Jan 17, 2016

Fat City

Saw Fat City, a boxing film. It follows two main characters: Ernie, who is at the start of his career, and Tully, who is near the end of it. Neither of them are really going to be stars and whereas Tully is terrified of his future as nothing much, Ernie seems more at peace with it. This is a film for and about men. The most major female character is a gloriously boozy woman who is a kind of human alley-cat. She's a great character, winsome at first and then a terror as the honeymoon phase burns off. But for the most part, the film is about poor men who use up their bodies and sink into a ruined old age.

The film contains many great minor performances. In one scene Tully's coach tries to tell his assistants a story. They mostly ignore him and chat with each other as the coach becomes increasingly annoyed and keeps trying to tell the punchline of his story. It's so understated and charming, I just wanted to listen to the three of them banter forever which maybe they will just do.

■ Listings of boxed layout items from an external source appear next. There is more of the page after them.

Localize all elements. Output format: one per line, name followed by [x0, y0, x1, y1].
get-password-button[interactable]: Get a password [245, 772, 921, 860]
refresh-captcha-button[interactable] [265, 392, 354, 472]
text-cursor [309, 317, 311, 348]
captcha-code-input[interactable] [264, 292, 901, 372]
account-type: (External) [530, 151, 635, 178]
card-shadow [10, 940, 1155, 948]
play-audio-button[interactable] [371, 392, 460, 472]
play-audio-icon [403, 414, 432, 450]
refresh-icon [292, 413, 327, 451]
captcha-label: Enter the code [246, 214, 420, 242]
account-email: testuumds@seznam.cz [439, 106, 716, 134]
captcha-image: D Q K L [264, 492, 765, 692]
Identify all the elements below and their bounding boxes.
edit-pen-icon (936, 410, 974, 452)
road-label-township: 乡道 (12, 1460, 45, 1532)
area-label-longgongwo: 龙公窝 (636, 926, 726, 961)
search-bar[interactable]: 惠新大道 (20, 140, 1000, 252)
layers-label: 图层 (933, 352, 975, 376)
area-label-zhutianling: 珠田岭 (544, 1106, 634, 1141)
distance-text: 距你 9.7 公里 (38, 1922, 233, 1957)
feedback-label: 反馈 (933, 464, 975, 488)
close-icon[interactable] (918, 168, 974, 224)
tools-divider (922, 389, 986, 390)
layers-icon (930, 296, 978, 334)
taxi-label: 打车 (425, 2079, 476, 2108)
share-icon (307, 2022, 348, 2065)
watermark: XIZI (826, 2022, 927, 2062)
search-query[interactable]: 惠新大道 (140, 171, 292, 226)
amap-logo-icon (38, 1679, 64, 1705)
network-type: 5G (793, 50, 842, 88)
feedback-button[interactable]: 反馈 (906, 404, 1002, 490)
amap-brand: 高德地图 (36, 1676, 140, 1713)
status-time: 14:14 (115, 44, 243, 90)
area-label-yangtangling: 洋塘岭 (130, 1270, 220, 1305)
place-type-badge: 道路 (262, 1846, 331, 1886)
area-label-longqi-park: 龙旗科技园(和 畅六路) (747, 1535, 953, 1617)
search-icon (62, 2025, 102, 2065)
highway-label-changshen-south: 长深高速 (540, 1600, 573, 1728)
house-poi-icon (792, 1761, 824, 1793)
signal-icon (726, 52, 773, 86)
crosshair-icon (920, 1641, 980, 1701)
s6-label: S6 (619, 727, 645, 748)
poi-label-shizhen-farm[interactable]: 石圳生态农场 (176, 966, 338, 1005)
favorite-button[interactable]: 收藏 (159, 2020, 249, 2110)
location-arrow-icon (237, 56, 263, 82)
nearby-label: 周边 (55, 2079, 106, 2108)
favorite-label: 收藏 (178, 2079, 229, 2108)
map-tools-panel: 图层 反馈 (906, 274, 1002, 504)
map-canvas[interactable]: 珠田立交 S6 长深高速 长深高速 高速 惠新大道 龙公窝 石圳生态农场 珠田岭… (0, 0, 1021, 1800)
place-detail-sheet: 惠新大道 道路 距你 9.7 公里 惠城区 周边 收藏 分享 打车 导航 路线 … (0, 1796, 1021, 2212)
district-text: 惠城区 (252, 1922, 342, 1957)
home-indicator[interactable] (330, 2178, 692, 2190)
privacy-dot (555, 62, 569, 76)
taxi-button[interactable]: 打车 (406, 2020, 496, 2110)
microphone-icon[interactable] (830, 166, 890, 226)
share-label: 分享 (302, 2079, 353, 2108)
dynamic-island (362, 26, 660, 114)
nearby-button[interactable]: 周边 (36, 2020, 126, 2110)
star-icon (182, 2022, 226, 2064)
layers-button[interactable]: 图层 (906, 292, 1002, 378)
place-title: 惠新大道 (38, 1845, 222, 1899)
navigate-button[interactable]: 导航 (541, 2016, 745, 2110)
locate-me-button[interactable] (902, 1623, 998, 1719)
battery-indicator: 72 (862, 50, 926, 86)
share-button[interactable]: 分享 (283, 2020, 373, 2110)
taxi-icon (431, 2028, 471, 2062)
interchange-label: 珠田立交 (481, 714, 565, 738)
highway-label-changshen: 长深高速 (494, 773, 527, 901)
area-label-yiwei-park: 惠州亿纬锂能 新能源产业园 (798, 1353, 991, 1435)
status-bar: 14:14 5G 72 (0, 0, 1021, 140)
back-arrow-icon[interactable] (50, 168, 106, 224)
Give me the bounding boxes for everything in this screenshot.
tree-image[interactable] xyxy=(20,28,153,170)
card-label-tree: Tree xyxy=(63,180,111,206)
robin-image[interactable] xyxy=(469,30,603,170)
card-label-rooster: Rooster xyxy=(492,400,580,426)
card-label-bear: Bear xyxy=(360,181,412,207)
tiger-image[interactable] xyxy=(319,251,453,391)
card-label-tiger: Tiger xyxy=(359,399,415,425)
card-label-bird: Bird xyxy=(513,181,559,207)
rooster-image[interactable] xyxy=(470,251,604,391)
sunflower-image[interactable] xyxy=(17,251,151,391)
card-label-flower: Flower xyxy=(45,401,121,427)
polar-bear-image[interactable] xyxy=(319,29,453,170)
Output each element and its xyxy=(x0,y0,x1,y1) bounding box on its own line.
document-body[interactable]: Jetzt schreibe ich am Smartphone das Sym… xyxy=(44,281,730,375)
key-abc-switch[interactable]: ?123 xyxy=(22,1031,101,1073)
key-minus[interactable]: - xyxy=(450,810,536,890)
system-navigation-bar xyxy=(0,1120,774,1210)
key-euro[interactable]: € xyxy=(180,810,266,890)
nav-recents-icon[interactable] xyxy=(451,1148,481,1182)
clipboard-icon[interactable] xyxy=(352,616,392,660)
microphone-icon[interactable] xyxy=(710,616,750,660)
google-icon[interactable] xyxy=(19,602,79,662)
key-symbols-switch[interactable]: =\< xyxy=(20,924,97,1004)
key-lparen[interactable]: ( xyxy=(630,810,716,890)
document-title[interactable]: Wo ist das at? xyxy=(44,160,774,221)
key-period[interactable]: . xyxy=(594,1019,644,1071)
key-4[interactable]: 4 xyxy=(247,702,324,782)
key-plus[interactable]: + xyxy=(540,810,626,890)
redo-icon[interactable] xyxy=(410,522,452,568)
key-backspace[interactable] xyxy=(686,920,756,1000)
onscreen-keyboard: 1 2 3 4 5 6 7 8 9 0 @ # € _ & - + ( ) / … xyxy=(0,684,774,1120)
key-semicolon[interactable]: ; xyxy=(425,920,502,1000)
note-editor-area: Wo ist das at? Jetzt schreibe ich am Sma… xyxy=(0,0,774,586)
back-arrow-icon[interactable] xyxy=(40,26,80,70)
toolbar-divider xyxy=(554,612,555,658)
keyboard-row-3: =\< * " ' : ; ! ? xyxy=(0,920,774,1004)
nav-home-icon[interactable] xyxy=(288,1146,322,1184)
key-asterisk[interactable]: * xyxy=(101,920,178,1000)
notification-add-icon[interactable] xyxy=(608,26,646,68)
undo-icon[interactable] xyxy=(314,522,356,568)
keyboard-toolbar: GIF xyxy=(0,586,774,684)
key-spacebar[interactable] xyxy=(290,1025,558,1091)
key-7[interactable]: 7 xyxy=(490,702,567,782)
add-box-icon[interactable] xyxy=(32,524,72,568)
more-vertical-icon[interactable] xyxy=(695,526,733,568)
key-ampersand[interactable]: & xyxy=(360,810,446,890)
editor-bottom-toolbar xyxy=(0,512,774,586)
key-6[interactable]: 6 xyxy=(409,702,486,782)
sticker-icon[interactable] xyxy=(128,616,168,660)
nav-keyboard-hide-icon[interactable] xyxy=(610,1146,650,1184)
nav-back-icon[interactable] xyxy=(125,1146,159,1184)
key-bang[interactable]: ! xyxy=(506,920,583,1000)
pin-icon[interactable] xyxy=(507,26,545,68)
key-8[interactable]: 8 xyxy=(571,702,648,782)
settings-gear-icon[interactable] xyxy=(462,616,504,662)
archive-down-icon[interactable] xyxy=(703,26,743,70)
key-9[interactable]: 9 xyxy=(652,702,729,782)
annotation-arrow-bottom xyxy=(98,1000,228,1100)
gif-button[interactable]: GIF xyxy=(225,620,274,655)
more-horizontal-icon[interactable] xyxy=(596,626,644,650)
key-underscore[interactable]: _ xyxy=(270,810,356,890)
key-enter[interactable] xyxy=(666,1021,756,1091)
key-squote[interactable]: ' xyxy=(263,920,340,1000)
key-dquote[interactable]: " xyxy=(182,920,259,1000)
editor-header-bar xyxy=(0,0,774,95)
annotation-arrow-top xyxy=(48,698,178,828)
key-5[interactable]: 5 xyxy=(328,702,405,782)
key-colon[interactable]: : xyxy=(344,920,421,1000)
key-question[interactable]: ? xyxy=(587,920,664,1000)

There's also the previously mentioned girlfriend of Tully's who shrieks and clowns around. There's other little scenes of just small people doing small things and amiably getting by.

The film is kind of a bummer ultimately, dealing as it does with the fear of retirement and of being used up by life (and therefore, by metaphor, with death.) But it features a soundtrack of mournful country songs and gentle soul, so I don't think it's meant to scare or shock you. By the end of the film Tully is beginning to accept his relatively miserable lot and maybe, we may think, he will stop his self-destructive drinking, maybe he'll move past the great bout where he was cheated out of victory. The film closes with the two men contemplating a withered old man serving coffee in a diner. "Maybe he's happy." Says Ernie. "Maybe we all are." says Tully.